Scatter Plot

The best and most intuitive way to find interesting relationships among columns is to visualize the data, pair by pair. A number of different charts and visualization techniques are available for that. The most popular one is the scatter plot.

In KNIME Analytics Platform you can use the Scatter Plot (JavaScript) node to interactively visualize the relationship between two columns in a dataset. Furthermore, you can display values from a third column by assigning colors to them with the Color Manager node.

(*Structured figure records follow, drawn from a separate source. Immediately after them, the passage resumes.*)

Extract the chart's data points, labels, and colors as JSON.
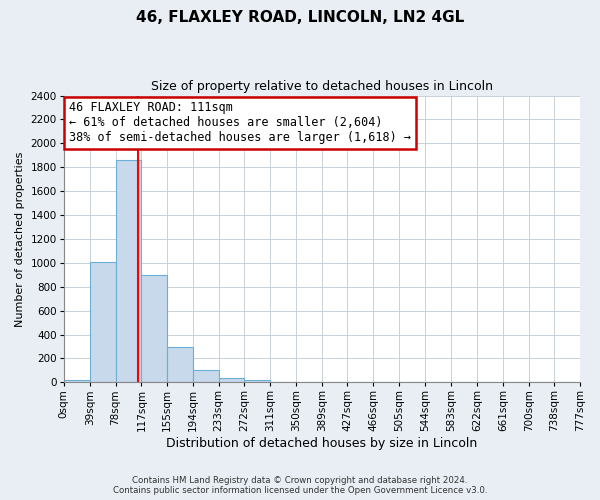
{
  "title": "46, FLAXLEY ROAD, LINCOLN, LN2 4GL",
  "subtitle": "Size of property relative to detached houses in Lincoln",
  "xlabel": "Distribution of detached houses by size in Lincoln",
  "ylabel": "Number of detached properties",
  "bin_labels": [
    "0sqm",
    "39sqm",
    "78sqm",
    "117sqm",
    "155sqm",
    "194sqm",
    "233sqm",
    "272sqm",
    "311sqm",
    "350sqm",
    "389sqm",
    "427sqm",
    "466sqm",
    "505sqm",
    "544sqm",
    "583sqm",
    "622sqm",
    "661sqm",
    "700sqm",
    "738sqm",
    "777sqm"
  ],
  "bin_edges": [
    0,
    39,
    78,
    117,
    155,
    194,
    233,
    272,
    311,
    350,
    389,
    427,
    466,
    505,
    544,
    583,
    622,
    661,
    700,
    738,
    777
  ],
  "bar_heights": [
    20,
    1010,
    1860,
    900,
    300,
    100,
    40,
    20,
    0,
    0,
    0,
    0,
    0,
    0,
    0,
    0,
    0,
    0,
    0,
    0
  ],
  "bar_color": "#c8d9ec",
  "bar_edge_color": "#6baed6",
  "ylim": [
    0,
    2400
  ],
  "yticks": [
    0,
    200,
    400,
    600,
    800,
    1000,
    1200,
    1400,
    1600,
    1800,
    2000,
    2200,
    2400
  ],
  "vline_x": 111,
  "vline_color": "red",
  "annotation_title": "46 FLAXLEY ROAD: 111sqm",
  "annotation_line1": "← 61% of detached houses are smaller (2,604)",
  "annotation_line2": "38% of semi-detached houses are larger (1,618) →",
  "annotation_box_color": "white",
  "annotation_box_edge_color": "#cc0000",
  "footer_line1": "Contains HM Land Registry data © Crown copyright and database right 2024.",
  "footer_line2": "Contains public sector information licensed under the Open Government Licence v3.0.",
  "background_color": "#e8eef4",
  "plot_background_color": "white",
  "grid_color": "#c8d0d8",
  "title_fontsize": 11,
  "subtitle_fontsize": 9,
  "xlabel_fontsize": 9,
  "ylabel_fontsize": 8,
  "tick_fontsize": 7.5
}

The workflow used in this video is available on the public KNIME EXAMPLES server under
03_Visualization/02_JavaScript/12_Bivariate_Visual_Exploration_with_Scatter_Plot

Exercise

  • Read the wine.csv dataset.
  • Assign colors to the values in “color” column with the Color Manager node.
  • Draw a scatter plot of “alcohol” column vs. “density” column.
  • Do you observe any particular relationship between these two columns?
  • Switch to mouse mode “Select” in the interactive view and select the outlier point(s) in the plot, that is the most distant data point(s) from the main cloud of points.

Are the selected data points red wines or white wines?

Solution

The following relationships can be observed:

The higher the percentage of alcohol, the lower the density of the wine.

White wines tend to have a lower density than red wines.

There is one remarkable outlier with a high density value. It is a white wine.